Guest WriterIn this amazingly superficial presidential election of muscle flexing and catchphrases, the Vietnam War has often been the center of attention. However, instead of asking how we might apply the lessons of Vietnam to the increasingly similar guerilla war in Iraq, the candidates have quarreled over which candidate served more enthusiastically during Vietnam. The fundamental question that arises from Vietnam is: who will conduct a more aggressive, militaristic foreign policy?
Much of this is John Kerry’s fault, who has tried to “out macho” Bush on foreign policy. In addition to his increasingly hawkish attacks on Bush’s handling of Iraq, Kerry has continually drawn attention to his heroism in Vietnam. For months, a day did not pass that we weren’t reminded of how brave Kerry was on his Swift boat, patrolling the perilous waters of the Mekong Delta. Occasionally someone might mention his anti-war activism after he got home, but was quickly reminded that dissenting against American military occupation just isn’t patriotic.
Most Democrats don’t see the irony of repeatedly celebrating the fact that Kerry enthusiastically signed up for a unilateral, illegal, and immoral war in Vietnam. That would be like asking Democrats to back someone who voted for the war in Iraq! (Oh wait, never mind.) In a sane world, Kerry would proudly celebrate his anti-war heroism of the early 1970s. The fact that Kerry drafted himself to kill poor Vietnamese people would be a political liability, not the centerpiece of his campaign and convention.
It shouldn’t have taken Kerry until a month before the election to begin pointing out that Bush’s stubborn, ineffective approach to Iraq lacks decisive leadership. Kerry should be out there emphasizing the disturbing parallels between Iraq and Vietnam, reminding us that counterinsurgency guerilla wars don’t have military solutions.
You can’t win the hearts and minds of people by bombing civilians, kidnapping and torturing the relatives of suspected insurgents, and destroying their infrastructure. It didn’t work in Vietnam, and it’s not going to work in Iraq.
Every time an American soldier conducts a house raid at the break of dawn, he or she has alienated a household. Every time U.S. forces arrest a group of young men (some who may be involved in the insurgency, some who may not), the United States may have lost the trust of everyone in their families. Those young men must now go to Abu Ghraib or any of the other barbaric, unreformed prisons throughout Iraq. Every time U.S. forces drop a 500-pound bomb on a “Zarqawi safe house” in Fallujah, killing a dozen civilians, peace in Iraq is one step further away.

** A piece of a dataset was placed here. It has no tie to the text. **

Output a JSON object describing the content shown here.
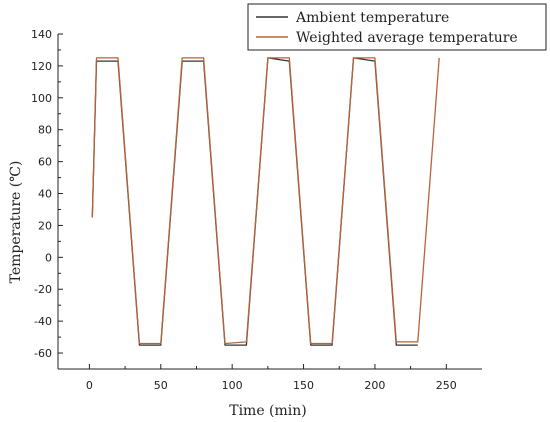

John Kerry has failed to realize that the U.S. military occupation of is a radicalizing force, not a stabilizing one. The tragedy in Fallujah has proven this unfortunate fact. Insurgents murdered four American contractors because they were collaborating with occupation forces, not because Iraqis fundamentally “hate our way of life.” Moreover, the violence in Fallujah did not begin with this incident, but rather a year before in April 2003 when U.S. troops opened fire on a group of anti-occupation demonstrators, killing 17 and wounding 70.
Following a similar confrontation less than a week later, the people of Fallujah took up arms against the Americans. When the four contractors were murdered nearly a year later, U.S. forces retaliated by initiating a two-week long battle in which U.S. forces killed 600 Iraqis (including hundreds of women and children), used sniper fire against ambulances, and destroyed the city’s civilian infrastructure. (Visit www.empirenotes.org/fallujah.html for information.) Eventually, U.S. troops withdrew, allowing hard-line Islamists to take control of the city.
Is this what a free Iraq looks like? More importantly, will electing John Kerry end this racist, imperial war? There is no doubt that Kerry will handle it better than Bush, yet Kerry has given no indication that he will bring real change in Iraq by ending our military’s destructive and counterproductive military tactics. In fact, during the first debate Kerry accused Bush of being too timid in Iraq, arguing that the key to winning was “to not back off of the Fallujahs and other places, and send the wrong message to the terrorists.”
Of course, as the debate was taking place, 3,000 U.S. troops were entering the rebel stronghold of Samarra in an attempt to reclaim it for occupation forces. As in Fallujah, reports have emerged of soldiers cutting electricity wires, firing on hospital workers, and indiscriminately bombing suspected homes. The UK’s Independent reported that of the 70 bodies brought into Samarra General Hospital, 23 were children and 18 women. Is this what John Kerry was talking about doing more of?
Success in Iraq, defined by a peaceful population focused on reconstruction is not possible as long as the United States relies on coercive violence. Make no mistake. Even if John Kerry becomes president, Iraqis will continue to resist military occupation.